Member of the Wyoming House of Representatives
- In office 1979–1983

Personal details
- Born: April 30, 1933 (age 93) Osage, Wyoming, U.S.
- Party: Republican
- Occupation: rancher

= Don Thorson =

American politician

J. Don Thorson (born April 30, 1933) is an American businessman and politician in the state of Wyoming. He served in the Wyoming House of Representatives from 1979 to 1983 as a member of the Republican Party.

==Early life==
Don Thorson was born in 1933 in Osage, Wyoming. He attended the Colorado School of Mines, from which he earned a degree in geophysical engineering in 1955. After college, Thorson spent 2 years in the U.S. Army, including 1 year as a surveyor in Iran.

==Career==
Thorson began working in his father Harry Thorson's oil and bentonite businesses in 1947. The oil business was known as Thorson Oil co. (Toco Corporation), which purchased and improved oil field operations. In 1947, the family founded Black Hills Bentonite company, which mined bentonite in the Black Hills region in Wyoming. Thorson retired in 1990.

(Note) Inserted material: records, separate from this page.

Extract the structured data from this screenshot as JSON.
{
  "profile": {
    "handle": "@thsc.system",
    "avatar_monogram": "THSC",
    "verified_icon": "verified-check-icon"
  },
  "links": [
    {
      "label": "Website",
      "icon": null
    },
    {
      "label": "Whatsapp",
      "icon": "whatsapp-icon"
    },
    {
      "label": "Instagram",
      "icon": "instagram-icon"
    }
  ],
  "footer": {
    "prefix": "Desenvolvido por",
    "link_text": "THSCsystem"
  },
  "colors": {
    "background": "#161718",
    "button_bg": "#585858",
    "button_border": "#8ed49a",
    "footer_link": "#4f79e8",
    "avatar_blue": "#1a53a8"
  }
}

Bentonite is typically used in drilling mud for oil and gas wells, it was later discovered that bentonite was a good substance for kitty litter due to its absorptive strength. As of 2021, Black Hills Bentonite shipped over 500,000 tons of bentonite to the Clorox. Sales to Clorox and other companies that sell kitty litter represented more than 80 percent of the company's business.

===Political career===
Don served two terms in the Wyoming House of Representatives, from 1979 to 1983.

==Personal life==
Thorson is married to Lois Thorson. He is a major benefactor to the Colorado School of Mines, giving over $2 million to the school.